A Thai character can be defined as a column position on a display screen with four display cells. Each column position can have up to three characters. The composition of a display cell is based on the Thai character's classification. Some Thai characters can be composed with another character's classification. If both characters can be composed together, both characters are in the same cell. Otherwise, they are in separate cells.
In the People's Republic of China (PRC) there are about 7000 commonly used Hanzi characters in the GB2312 (zh locale), more than 20,000 characters in the GBK charset (zh.GBK locale), and about 30,000 characters in the GB18030-2000 charset (zh_CN.GB18030 locale), including all CJK extension A characters defined in Unicode 3.0.
If a character is not a root character, it usually consists of two or more parts, two being most common. In two-part characters, one part generally represents meaning, and the other represents pronunciation. Occasionally both parts represent meaning. The radical is the most important element, and characters are traditionally arranged by radical, of which there are several hundred. A single sound can be represented by many different characters, which are not interchangeable in usage. A single character can have different sounds.
Some characters are more appropriate than others in a given context. The appropriate character is distinguished phonetically by the use of tones.
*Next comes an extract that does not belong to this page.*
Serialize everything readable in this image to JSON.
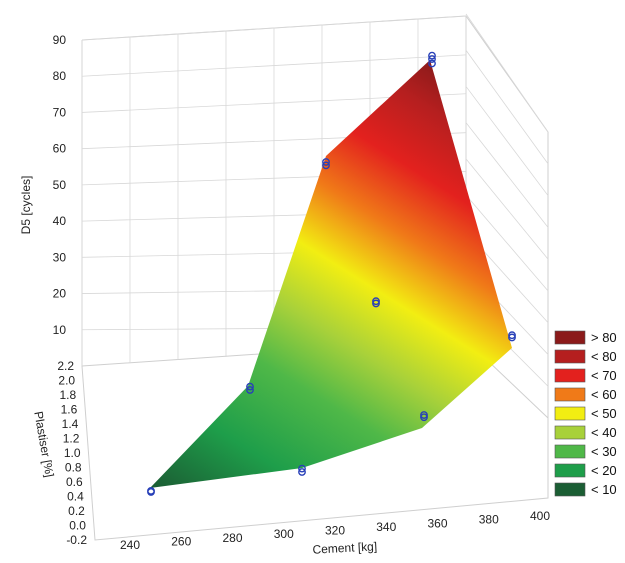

By contrast, spoken Japanese and Korean lack tones.
Several phonetic systems represent Chinese. In the People's Republic of China the most common is pinyin, which uses Roman characters and is widely employed in the West for place names such as Beijing. The Wade-Giles system is an older phonetic system, formerly used for place names such as Peking. In Taiwan zhuyin (or bopomofo), a phonetic alphabet with unique letter forms, is often used instead.
Hebrew text is used for writing scripts in the Hebrew and Yiddish languages. Hebrew uses a bidirectional script. Hebrew letters are written and read from right to left, while numbers are read from left to right. Any English text that is embedded in Hebrew text is also read from left to right.
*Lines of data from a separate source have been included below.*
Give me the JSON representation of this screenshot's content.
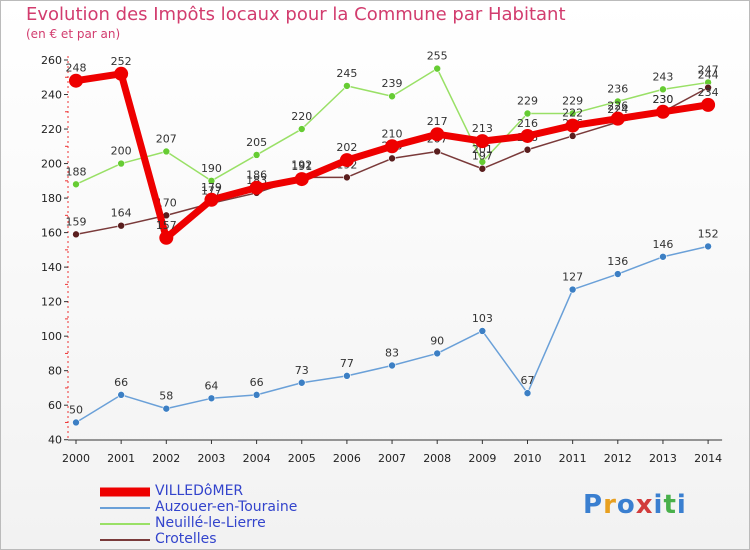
{
  "title": "Evolution des Impôts locaux pour la Commune par Habitant",
  "subtitle": "(en € et par an)",
  "brand": {
    "letters": [
      "P",
      "r",
      "o",
      "x",
      "i",
      "t",
      "i"
    ],
    "colors": [
      "#3a7fd0",
      "#e8a020",
      "#3a7fd0",
      "#d23c3c",
      "#3a7fd0",
      "#49b04b",
      "#3a7fd0"
    ]
  },
  "chart_data": {
    "type": "line",
    "x": [
      "2000",
      "2001",
      "2002",
      "2003",
      "2004",
      "2005",
      "2006",
      "2007",
      "2008",
      "2009",
      "2010",
      "2011",
      "2012",
      "2013",
      "2014"
    ],
    "ylim": [
      40,
      260
    ],
    "yticks": [
      40,
      60,
      80,
      100,
      120,
      140,
      160,
      180,
      200,
      220,
      240,
      260
    ],
    "grid": false,
    "legend_position": "bottom-left",
    "series": [
      {
        "name": "Auzouer-en-Touraine",
        "color": "#6aa0d8",
        "marker": "#3c7fc4",
        "width": 1.5,
        "r": 3.5,
        "values": [
          50,
          66,
          58,
          64,
          66,
          73,
          77,
          83,
          90,
          103,
          67,
          127,
          136,
          146,
          152
        ],
        "labels": [
          "50",
          "66",
          "58",
          "64",
          "66",
          "73",
          "77",
          "83",
          "90",
          "103",
          "67",
          "127",
          "136",
          "146",
          "152"
        ]
      },
      {
        "name": "Neuillé-le-Lierre",
        "color": "#99e066",
        "marker": "#66cc33",
        "width": 1.5,
        "r": 3.5,
        "values": [
          188,
          200,
          207,
          190,
          205,
          220,
          245,
          239,
          255,
          201,
          229,
          229,
          236,
          243,
          247
        ],
        "labels": [
          "188",
          "200",
          "207",
          "190",
          "205",
          "220",
          "245",
          "239",
          "255",
          "201",
          "229",
          "229",
          "236",
          "243",
          "247"
        ]
      },
      {
        "name": "Crotelles",
        "color": "#7a3a3a",
        "marker": "#5a1e1e",
        "width": 1.5,
        "r": 3.5,
        "values": [
          159,
          164,
          170,
          177,
          183,
          192,
          192,
          203,
          207,
          197,
          208,
          216,
          224,
          230,
          244
        ],
        "labels": [
          "159",
          "164",
          "170",
          "177",
          "183",
          "192",
          "192",
          "203",
          "207",
          "197",
          "208",
          "216",
          "224",
          "230",
          "244"
        ]
      },
      {
        "name": "VILLEDôMER",
        "color": "#ee0000",
        "marker": "#ee0000",
        "width": 7,
        "r": 7,
        "values": [
          248,
          252,
          157,
          179,
          186,
          191,
          202,
          210,
          217,
          213,
          216,
          222,
          226,
          230,
          234
        ],
        "labels": [
          "248",
          "252",
          "157",
          "179",
          "186",
          "191",
          "202",
          "210",
          "217",
          "213",
          "216",
          "222",
          "226",
          "230",
          "234"
        ]
      }
    ],
    "legend": [
      {
        "name": "VILLEDôMER",
        "color": "#ee0000",
        "thick": true
      },
      {
        "name": "Auzouer-en-Touraine",
        "color": "#6aa0d8",
        "thick": false
      },
      {
        "name": "Neuillé-le-Lierre",
        "color": "#99e066",
        "thick": false
      },
      {
        "name": "Crotelles",
        "color": "#7a3a3a",
        "thick": false
      }
    ]
  }
}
Hebrew uses a 27-character alphabet, and takes punctuation marks and numbers from the standard Latin (or English) alphabet. Hebrew text also includes vowel and pronunciation marks. These marks appear either as a dot (dagesh) inside the base character, vowel marks below the character, or accents to the upper left of the character. These marks are generally only used in liturgical text, and are rarely seen in day-to-day use. Hebrew has no uppercase letters.
Hindi text is written in a script called Devanagari, which means the writing of the gods. Hindi is a phonetic language, and is written as a series of syllables. Each syllable is built up of alphabetic pieces (the Devanagari characters) of three types: consonant letters, independent vowels, and dependent vowel signs. The syllable itself consists of a consonant and vowel core, with an optional preceding consonant. Unlike English, which starts from a baseline, Devanagari characters hang from a horizontal line (called the head stroke) written at the top of the characters. These characters can combine or change shape depending on their context. Like Hebrew, Hindi text makes no distinction between uppercase and lowercase letters.